C’est, en effet, à un voyage initiatique que nous invite cette exposition, suivant le cheminement à la fois physique et métaphorique tracé par les alchimistes. Jean Philippe Roubaud propose au visiteur de se joindre à lui et d’affronter l’obscurité pour y découvrir la lumière. Paradoxalement, c’est sous terre, dans les salles voutées de ce qui fut une morgue, que l’horizon s’ouvre finalement.
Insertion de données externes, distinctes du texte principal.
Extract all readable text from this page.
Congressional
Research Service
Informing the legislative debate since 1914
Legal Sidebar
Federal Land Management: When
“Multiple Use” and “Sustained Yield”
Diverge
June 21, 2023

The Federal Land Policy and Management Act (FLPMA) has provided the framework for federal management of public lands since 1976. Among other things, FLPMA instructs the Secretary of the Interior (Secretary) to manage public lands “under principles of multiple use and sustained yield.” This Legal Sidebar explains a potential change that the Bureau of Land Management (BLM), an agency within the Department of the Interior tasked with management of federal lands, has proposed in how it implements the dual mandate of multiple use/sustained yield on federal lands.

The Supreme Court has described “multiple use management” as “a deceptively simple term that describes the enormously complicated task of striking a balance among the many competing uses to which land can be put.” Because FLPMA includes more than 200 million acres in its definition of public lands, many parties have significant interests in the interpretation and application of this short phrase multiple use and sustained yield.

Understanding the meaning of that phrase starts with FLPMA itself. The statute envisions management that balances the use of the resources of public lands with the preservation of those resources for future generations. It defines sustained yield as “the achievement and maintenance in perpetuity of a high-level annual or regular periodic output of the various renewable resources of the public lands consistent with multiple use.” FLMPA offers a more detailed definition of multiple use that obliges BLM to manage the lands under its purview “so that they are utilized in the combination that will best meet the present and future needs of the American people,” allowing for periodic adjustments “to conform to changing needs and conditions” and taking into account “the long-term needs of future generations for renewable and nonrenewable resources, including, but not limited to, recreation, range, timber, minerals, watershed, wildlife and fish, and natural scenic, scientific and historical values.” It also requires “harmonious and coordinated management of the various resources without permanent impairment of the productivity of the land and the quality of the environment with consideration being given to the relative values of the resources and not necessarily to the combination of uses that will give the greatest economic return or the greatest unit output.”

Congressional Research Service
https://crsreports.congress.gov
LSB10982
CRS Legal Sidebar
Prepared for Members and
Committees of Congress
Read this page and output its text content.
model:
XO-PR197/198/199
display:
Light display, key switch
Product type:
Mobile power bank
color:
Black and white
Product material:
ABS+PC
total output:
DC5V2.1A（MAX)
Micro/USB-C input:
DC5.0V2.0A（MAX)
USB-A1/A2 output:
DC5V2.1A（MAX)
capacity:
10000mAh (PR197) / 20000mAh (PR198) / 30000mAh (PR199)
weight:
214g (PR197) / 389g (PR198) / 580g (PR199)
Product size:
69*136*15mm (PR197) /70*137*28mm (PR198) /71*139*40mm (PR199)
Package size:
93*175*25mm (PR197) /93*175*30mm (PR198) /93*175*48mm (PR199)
Pour y parvenir il faut, auparavant, traverser des ruines archéologiques et se confronter à l’idée de la mort. Reprenant le topos du Memento Mori, l’artiste l’adapte à la société contemporaine. Ses vanités ne nous somment pas de respecter des préceptes religieux précis mais questionnent notre rapport au monde et à la société moderne, à l’aspect éphémère de la vie. Une réflexion longuement murie par l’artiste. A l’ombre de la lumière, son sixième projet, est un chapitre qui synthétise l’ensemble des réflexions et des expérimentations de son œuvre qui tend à être à la fois personnelle et universelle.